Nitrate reductase activity is reported to drop in plants under Cr and B toxicity (Zhu et al. 2019; Choudhary et al. 2020). Our results also displayed a substantial drop in nitrate reductase activity in wheat under B and Cr toxicity. Nitrate reductase enzyme governs the conversion of nitrite to nitrate in plants (Rohilla and Yadav, 2019). We also found a substantial drop in nitrogen levels in plant parts (Fig. 6). Ashfaque et al. (2017) also reported a decline in nitrate reductase activity and nitrogen content in Brassica juncea L. under Cr toxicity. Nitrate reductase is a principal enzyme in nitrate assimilation, and thereby, it is an important limiting factor for plant growth and development (Ashfaque et al. 2017).

Mineral elements such as P, N, K, and Ca are required for various critical physiological processes; consequently, plants must absorb nutrients in sufficient quantities to produce a sturdy plant structure and regulate essential metabolic activities (Ahmad et al., 2016). The unavailability or deficiency of these essential nutrients suppresses important metabolic activities in plants (Seleiman, 2019). Our results showed a significant abridge in the endogenous levels of P, N, K, and Ca under Cr and B toxicity. Boron toxicity induced nutrition imbalance in pepper plants reflected as minimal values for K, N, and Ca contents (Kaya 2020). Likewise, Cr toxicity induces nutritional imbalance in plants as reported by Qureshi et al. (2020) in castor bean and Askari et al. (2021) in wheat plants. Cr removes essential elements from physiological binding sites due to its structural similarity and thereby inhibits the translocation of essential nutrients (Handa et al. 2018). Taurine administration resulted in a noticeable reduction in the uptake and accumulation of Cr and B that might have improved the levels of essential nutrients in plants (Fig. 6). Besides, results of the current study also revealed a negative association of lipid peroxidation with nutrient levels (Fig. 8). The uptake of B and Cr also negatively affected the uptake of essential nutrients in wheat (Fig. S2). Also, Cr and B contents in plants created oxidative injury as Fig. S3 exhibited a positive correlation between endogenous B and Cr levels with different oxidative stress markers (H2O2, O2•−, RMP, MDA, and LOX activity).

Conclusion

Taurine application enhanced tolerance to B and Cr toxicity in plants by improving proline accumulation, lowering aerial B and Cr levels, and strengthening the antioxidant defense system.
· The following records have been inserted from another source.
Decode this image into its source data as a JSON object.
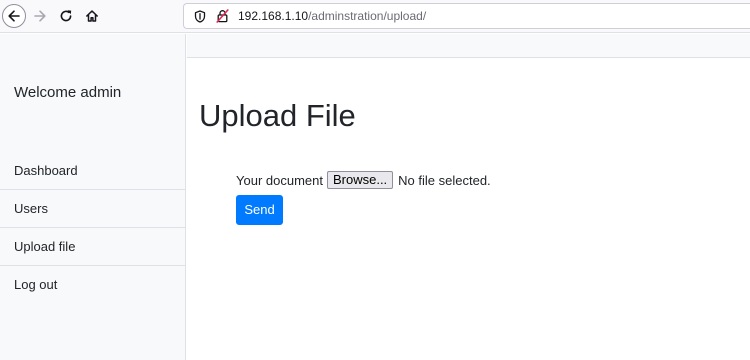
{
  "browser": {
    "url_host": "192.168.1.10",
    "url_path": "/adminstration/upload/",
    "icons": {
      "back": "arrow-left-icon",
      "forward": "arrow-right-icon",
      "reload": "reload-icon",
      "home": "home-icon",
      "tracking": "shield-icon",
      "security": "lock-off-icon"
    }
  },
  "sidebar": {
    "welcome": "Welcome admin",
    "items": [
      {
        "label": "Dashboard"
      },
      {
        "label": "Users"
      },
      {
        "label": "Upload file"
      },
      {
        "label": "Log out"
      }
    ]
  },
  "main": {
    "title": "Upload File",
    "form": {
      "document_label": "Your document",
      "browse_label": "Browse...",
      "no_file_text": "No file selected.",
      "send_label": "Send"
    }
  },
  "colors": {
    "primary": "#007bff",
    "insecure_icon": "#e22850",
    "sidebar_bg": "#f8f9fa"
  }
}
Boron and Cr toxicity significantly reduced plant growth attributes, photosynthetic pigments, SPAD values, and uptake of essential nutrients in wheat. Plants accumulated substantial levels of MDA, H2O2, and O2•− and enhanced LOX activity that reflected the intensity of oxidative damage under stress conditions. The reduction in nitrate reductase activity also manifested the impaired nitrogen metabolism in plants under stress. However, taurine resulted in a marked increase in secondary metabolites (phenolics and flavonoids) accumulation that protected plants from the detrimental effects of Cr and B on plants. Besides, taurine also enhanced oxidative defense mirrored as higher antioxidant activities and levels for ascorbic acid, anthocyanins, and glutathione. Taurine efficiently lowered the ROS levels in plants due to strengthened antioxidant system under stress. Taurine accelerated the accumulation of signaling molecules (H2S and NO) that might have strengthened the oxidative defense in plants. The results suggested taurine as an essential compound with the potential to mediate defense responses in wheat under Cr, B, and Cr-B toxicity.